Le procédé esthétique, consistant à présenter une partie – ou la totalité d’une oeuvre – comme étant un document authentique, ne date pas d’hier. Déjà dans la littérature épistolaire, notamment lorsque le sujet était subversif, les auteurs n’hésitaient pas à mentionner dans leur prologue la véracité de leurs lettres. « Cet ouvrage, ou plutôt ce recueil (…) ne contient pourtant que le plus petit nombre des lettres qui composaient la totalité de la correspondance dont il est extrait » : ainsi commence la préface des Liaisons dangereuses de Choderlos de Laclos (1782), un roman épistolaire présenté comme un recueil de lettres véritables. Une convention fondatrice du genre qui donne à lire au lecteur des lettres, souvent intimes, écrites à la première personne, et fonctionnant comme un puissant effet de réel.

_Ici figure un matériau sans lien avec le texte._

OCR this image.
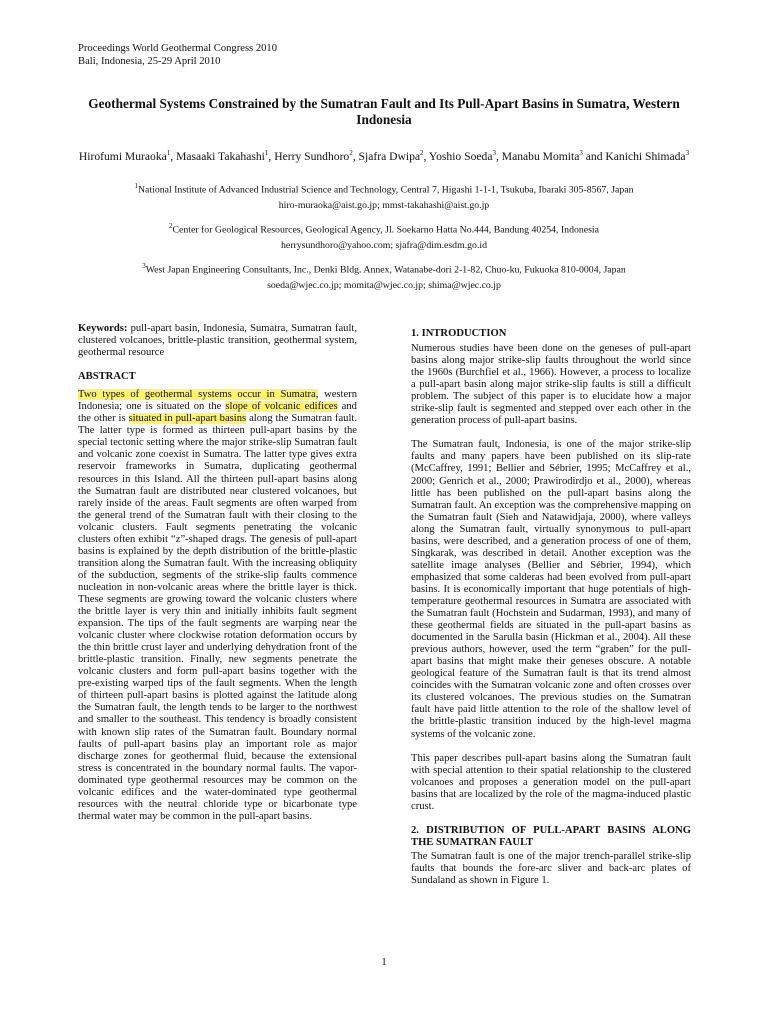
Proceedings World Geothermal Congress 2010
Bali, Indonesia, 25-29 April 2010
Geothermal Systems Constrained by the Sumatran Fault and Its Pull-Apart Basins in Sumatra, Western Indonesia
Hirofumi Muraoka$^1$, Masaaki Takahashi$^1$, Herry Sundhoro$^2$, Sjafra Dwipa$^2$, Yoshio Soeda$^3$, Manabu Momita$^3$ and Kanichi Shimada$^3$
$^1$National Institute of Advanced Industrial Science and Technology, Central 7, Higashi 1-1-1, Tsukuba, Ibaraki 305-8567, Japan
hiro-muraoka@aist.go.jp; mmst-takahashi@aist.go.jp
$^2$Center for Geological Resources, Geological Agency, Jl. Soekarno Hatta No.444, Bandung 40254, Indonesia
herrysundhoro@yahoo.com; sjafra@dim.esdm.go.id
$^3$West Japan Engineering Consultants, Inc., Denki Bldg. Annex, Watanabe-dori 2-1-82, Chuo-ku, Fukuoka 810-0004, Japan
soeda@wjec.co.jp; momita@wjec.co.jp; shima@wjec.co.jp

Keywords: pull-apart basin, Indonesia, Sumatra, Sumatran fault, clustered volcanoes, brittle-plastic transition, geothermal system, geothermal resource

ABSTRACT

Two types of geothermal systems occur in Sumatra, western Indonesia; one is situated on the slope of volcanic edifices and the other is situated in pull-apart basins along the Sumatran fault. The latter type is formed as thirteen pull-apart basins by the special tectonic setting where the major strike-slip Sumatran fault and volcanic zone coexist in Sumatra. The latter type gives extra reservoir frameworks in Sumatra, duplicating geothermal resources in this Island. All the thirteen pull-apart basins along the Sumatran fault are distributed near clustered volcanoes, but rarely inside of the areas. Fault segments are often warped from the general trend of the Sumatran fault with their closing to the volcanic clusters. Fault segments penetrating the volcanic clusters often exhibit “z”-shaped drags. The genesis of pull-apart basins is explained by the depth distribution of the brittle-plastic transition along the Sumatran fault. With the increasing obliquity of the subduction, segments of the strike-slip faults commence nucleation in non-volcanic areas where the brittle layer is thick. These segments are growing toward the volcanic clusters where the brittle layer is very thin and initially inhibits fault segment expansion. The tips of the fault segments are warping near the volcanic cluster where clockwise rotation deformation occurs by the thin brittle crust layer and underlying dehydration front of the brittle-plastic transition. Finally, new segments penetrate the volcanic clusters and form pull-apart basins together with the pre-existing warped tips of the fault segments. When the length of thirteen pull-apart basins is plotted against the latitude along the Sumatran fault, the length tends to be larger to the northwest and smaller to the southeast. This tendency is broadly consistent with known slip rates of the Sumatran fault. Boundary normal faults of pull-apart basins play an important role as major discharge zones for geothermal fluid, because the extensional stress is concentrated in the boundary normal faults. The vapor-dominated type geothermal resources may be common on the volcanic edifices and the water-dominated type geothermal resources with the neutral chloride type or bicarbonate type thermal water may be common in the pull-apart basins.

1. INTRODUCTION

Numerous studies have been done on the geneses of pull-apart basins along major strike-slip faults throughout the world since the 1960s (Burchfiel et al., 1966). However, a process to localize a pull-apart basin along major strike-slip faults is still a difficult problem. The subject of this paper is to elucidate how a major strike-slip fault is segmented and stepped over each other in the generation process of pull-apart basins.

The Sumatran fault, Indonesia, is one of the major strike-slip faults and many papers have been published on its slip-rate (McCaffrey, 1991; Bellier and Sébrier, 1995; McCaffrey et al., 2000; Genrich et al., 2000; Prawirodirdjo et al., 2000), whereas little has been published on the pull-apart basins along the Sumatran fault. An exception was the comprehensive mapping on the Sumatran fault (Sieh and Natawidjaja, 2000), where valleys along the Sumatran fault, virtually synonymous to pull-apart basins, were described, and a generation process of one of them, Singkarak, was described in detail. Another exception was the satellite image analyses (Bellier and Sébrier, 1994), which emphasized that some calderas had been evolved from pull-apart basins. It is economically important that huge potentials of high-temperature geothermal resources in Sumatra are associated with the Sumatran fault (Hochstein and Sudarman, 1993), and many of these geothermal fields are situated in the pull-apart basins as documented in the Sarulla basin (Hickman et al., 2004). All these previous authors, however, used the term “graben” for the pull-apart basins that might make their geneses obscure. A notable geological feature of the Sumatran fault is that its trend almost coincides with the Sumatran volcanic zone and often crosses over its clustered volcanoes. The previous studies on the Sumatran fault have paid little attention to the role of the shallow level of the brittle-plastic transition induced by the high-level magma systems of the volcanic zone.

This paper describes pull-apart basins along the Sumatran fault with special attention to their spatial relationship to the clustered volcanoes and proposes a generation model on the pull-apart basins that are localized by the role of the magma-induced plastic crust.

2. DISTRIBUTION OF PULL-APART BASINS ALONG THE SUMATRAN FAULT

The Sumatran fault is one of the major trench-parallel strike-slip faults that bounds the fore-arc sliver and back-arc plates of Sundaland as shown in Figure 1.

1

Dans le cinéma d’épouvante, cette ambiguïté entre fiction et réalité et professionnel et amateur est exacerbée par l’utilisation du found footage. Ruggero Deodato, réalisateur de Cannibal Holocaust (1980) et pionnier du genre, fut même arrêté et dut prouver que les bandes vidéo « retrouvées » de son film étaient fausses et que ses acteurs ne s’étaient pas fait manger par de vrais anthropophages. Dans un genre un peu similaire, le film Ring (1998) de Hideo Nakata, énorme succès du box-office asiatique et phénomène de société au Japon, met en scène une vidéo dont le visionnage provoque une malédiction chez ses spectateurs. La mise en abyme est d’ailleurs poussée à son paroxysme : la vidéo montre une petite fille qui s’avance vers la caméra et qui finit par sortir d’un téléviseur. Impossible, face à ce personnage qui perce l’écran de la fiction, de ne pas imager qu’il puisse également sortir de notre propre écran, et percer l’écran du réel.

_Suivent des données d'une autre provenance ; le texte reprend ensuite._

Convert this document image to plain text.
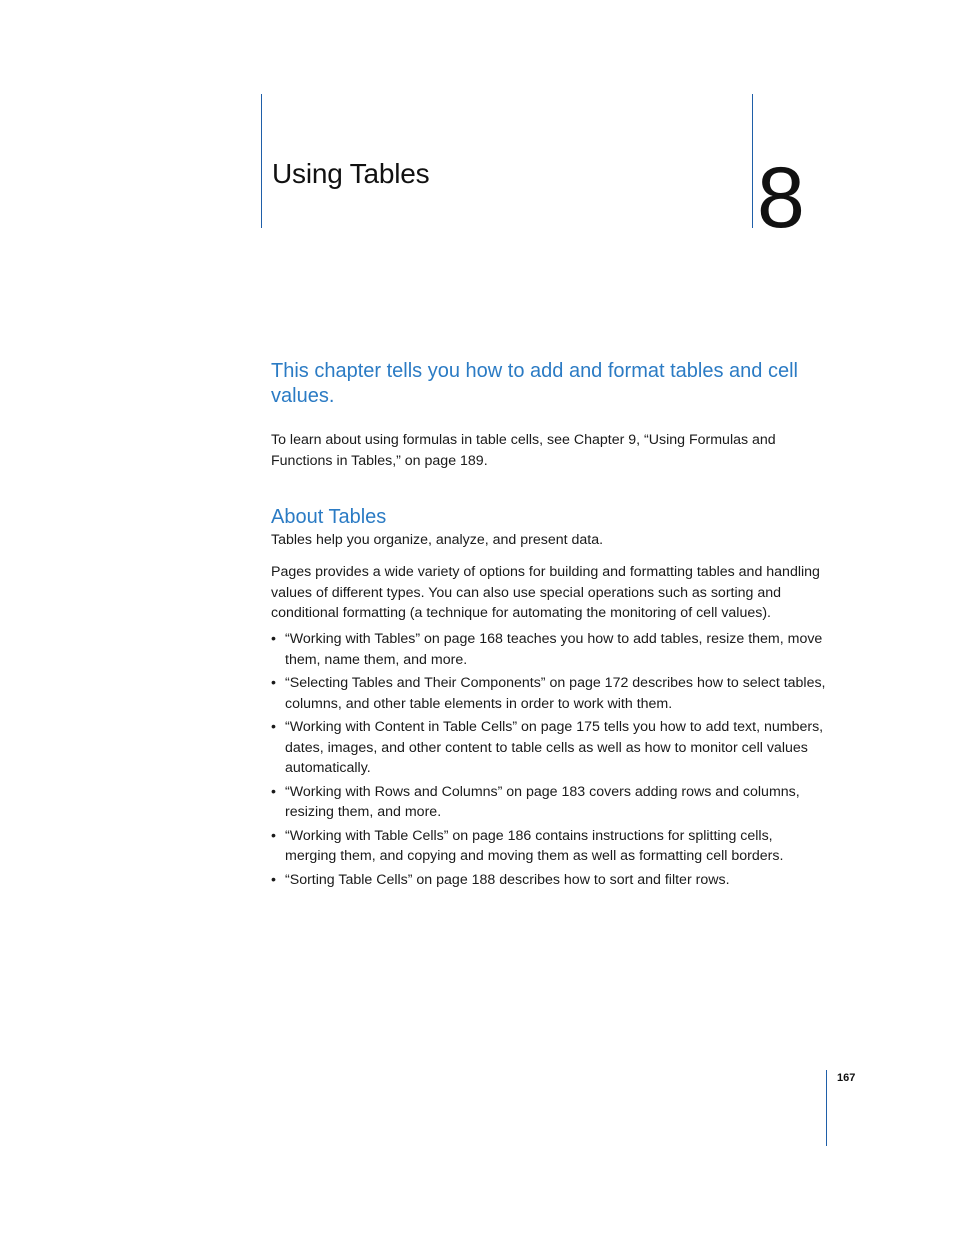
Using Tables	8
This chapter tells you how to add and format tables and cell values.

To learn about using formulas in table cells, see Chapter 9, “Using Formulas and Functions in Tables,” on page 189.

About Tables

Tables help you organize, analyze, and present data.

Pages provides a wide variety of options for building and formatting tables and handling values of different types. You can also use special operations such as sorting and conditional formatting (a technique for automating the monitoring of cell values).

• “Working with Tables” on page 168 teaches you how to add tables, resize them, move them, name them, and more.
• “Selecting Tables and Their Components” on page 172 describes how to select tables, columns, and other table elements in order to work with them.
• “Working with Content in Table Cells” on page 175 tells you how to add text, numbers, dates, images, and other content to table cells as well as how to monitor cell values automatically.
• “Working with Rows and Columns” on page 183 covers adding rows and columns, resizing them, and more.
• “Working with Table Cells” on page 186 contains instructions for splitting cells, merging them, and copying and moving them as well as formatting cell borders.
• “Sorting Table Cells” on page 188 describes how to sort and filter rows.
167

Paranormal Investigation : le found footage remis au goût du jour

 

Paranormal investigation, disponible sur Netflix, recommandé jusqu’à 97 % par les spectateurs et affiché à plusieurs reprises dans les plus gros succès de la plateforme, renouvelle magistralement ce dispositif. La frontière entre fiction/réalité et cinéma professionnel/cinéma amateur s’efface dès les premières secondes du film. Paranormal investigation raconte les aventures d’Andrei, 29 ans, chasseur de fantômes professionnel, qui vient en aide à Dylan, qui se dit habité par un esprit. Pour cela, Andrei décide de planter des caméras dans une maison hantée. Ces caméras s’apparentent ainsi comme le seul outil capable de filtrer la fiction et de capter le réel. L’immersion est immédiate et l’effroi total. «Je joue avec les fantasmes du public et avec ses peurs infantiles», confie le réalisateur de Paranormal investigation, Franck Phelizon, dans les colonnes du Parisien.

Auteur de KickBack (2015), premier film français de « e-cinéma », Franck Phelizon est un précurseur qui joue avec les nouvelles technologies. Il savait déjà en 2015 que son public n’avait plus besoin de se rendre en salle pour visionner ses films. Car qu’y a-t-il de plus effrayant que de visionner chez soi, dans un espace a priori protégé, un film d’épouvante ? Franck Phelizon connait bien le public des films de fantômes : Un public jeune, aguerri aux nouvelles technologies, et qui connait la dramaturgie des films YouTube. La plateforme étant devenue avec le temps le terrain de jeu des chasseurs de fantômes. Des films garantis sans trucage et suivis par des centaines de milliers de fans partout dans le monde.

Résultat, devant Paranormal investigation, le spectateur a l’impression d’être immergé dans un vrai film amateur. Et la technique du found footage fonctionne à plein tube. Elle permet un effet de réel si saisissant qu’elle provoque parfois chez certains spectateurs des symptômes physiques : la « cinétose », la maladie de la simulation, qui touche également les personnes qui jouent aux jeux vidéo ou qui utilisent des simulateurs. Des symptômes qui ne devraient pas s’arranger avec la généralisation de la réalité augmentée.